Structural Biology and Protein Biophysics

Our research program seeks to understand, in molecular detail, fundamental cellular processes that occur at the membrane interface. We utilize a multidisciplinary approach, emphasizing in vitro assays to test fundemental aspects of membrane protein folding and insertion. The core projects in our lab are:

(i) Folding and Insertion of Membrane Proteins in the Bacterial and Mitochondrial Outer Membrane

 We seek to understand the molecular mechanisms by which chaperones and the BAM membrane protein complex cooperate to  promote folding and specific insertion of β-barrel OMPs into bacterial and mitochondrial outer membranes. Of particular interest is whether BAM utilizes lateral gating to directly pass nascent OMPs into the membrane. By locking the seam of BamA in both in vitro and in vivo assays, we can directly assess the effect of seam flexibility and gain a better understanding of how this essential complex works. 

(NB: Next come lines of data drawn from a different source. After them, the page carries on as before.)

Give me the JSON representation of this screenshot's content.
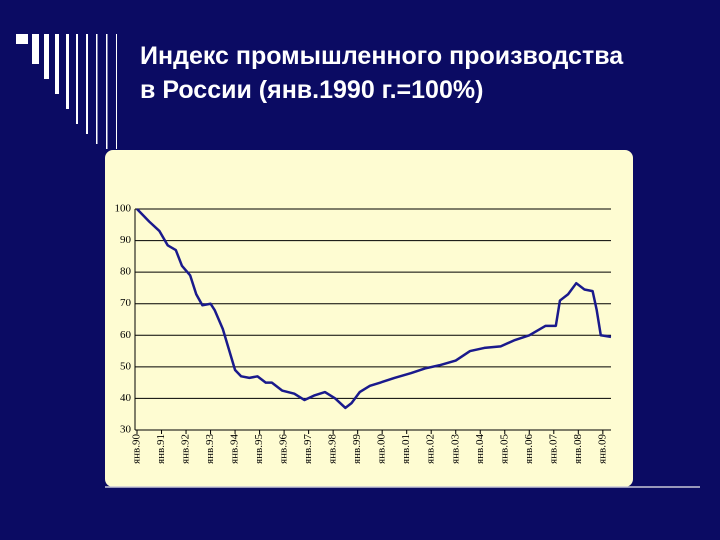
{
  "chart_data": {
    "type": "line",
    "title": [
      "Индекс промышленного производства",
      "в России (янв.1990 г.=100%)"
    ],
    "x": [
      0,
      6,
      11,
      15,
      19,
      22,
      26,
      29,
      32,
      36,
      38,
      42,
      45,
      48,
      51,
      55,
      59,
      63,
      66,
      71,
      77,
      82,
      87,
      92,
      97,
      102,
      105,
      109,
      114,
      119,
      126,
      134,
      141,
      148,
      156,
      163,
      170,
      178,
      185,
      192,
      200,
      205,
      207,
      211,
      215,
      219,
      223,
      225,
      227,
      232
    ],
    "series": [
      {
        "color": "#1a1a8c",
        "values": [
          100,
          96,
          93,
          88.5,
          87,
          82,
          79,
          73,
          69.5,
          70,
          68,
          62,
          55.5,
          49,
          47,
          46.5,
          47,
          45,
          45,
          42.5,
          41.5,
          39.5,
          41,
          42,
          40,
          37,
          38.5,
          42,
          44,
          45,
          46.5,
          48,
          49.5,
          50.5,
          52,
          55,
          56,
          56.5,
          58.5,
          60,
          63,
          63,
          71,
          73,
          76.5,
          74.5,
          74,
          68,
          60,
          59.5
        ]
      }
    ],
    "xlim": [
      0,
      232
    ],
    "xticks": [
      {
        "value": 0,
        "label": "янв.90"
      },
      {
        "value": 12,
        "label": "янв.91"
      },
      {
        "value": 24,
        "label": "янв.92"
      },
      {
        "value": 36,
        "label": "янв.93"
      },
      {
        "value": 48,
        "label": "янв.94"
      },
      {
        "value": 60,
        "label": "янв.95"
      },
      {
        "value": 72,
        "label": "янв.96"
      },
      {
        "value": 84,
        "label": "янв.97"
      },
      {
        "value": 96,
        "label": "янв.98"
      },
      {
        "value": 108,
        "label": "янв.99"
      },
      {
        "value": 120,
        "label": "янв.00"
      },
      {
        "value": 132,
        "label": "янв.01"
      },
      {
        "value": 144,
        "label": "янв.02"
      },
      {
        "value": 156,
        "label": "янв.03"
      },
      {
        "value": 168,
        "label": "янв.04"
      },
      {
        "value": 180,
        "label": "янв.05"
      },
      {
        "value": 192,
        "label": "янв.06"
      },
      {
        "value": 204,
        "label": "янв.07"
      },
      {
        "value": 216,
        "label": "янв.08"
      },
      {
        "value": 228,
        "label": "янв.09"
      }
    ],
    "ylim": [
      30,
      100
    ],
    "yticks": [
      30,
      40,
      50,
      60,
      70,
      80,
      90,
      100
    ],
    "grid": true
  }
}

(ii) AFM Based Single Molecule Force Spectroscopy 

In collaboration with the Perkins lab, we seek to directly measure protein folding and unfolding using atomic force microscopy (AFM). specifically attaching to both the AFM surface and tip, we drastically increase our data throughput, allowing us to rapidly characterize their response to force. Of current interest is NleC,  a zincin protease which is secreted by the Type III Secretion System (T3SS). In order to be secreted, it must pass through the narrow, needle-like structure of the T3SS, requiring at least partial unfolding. We're exploring which aspects of NleC are allow it to be secreted but rapidly refold once inside the host cell. A secondary AFM project aims measure the unfolding and refolding of outer membrane proteins from the membrane, elucidating whether or not these proteins can be inserted haripin by hairpin without the assitance of BamA.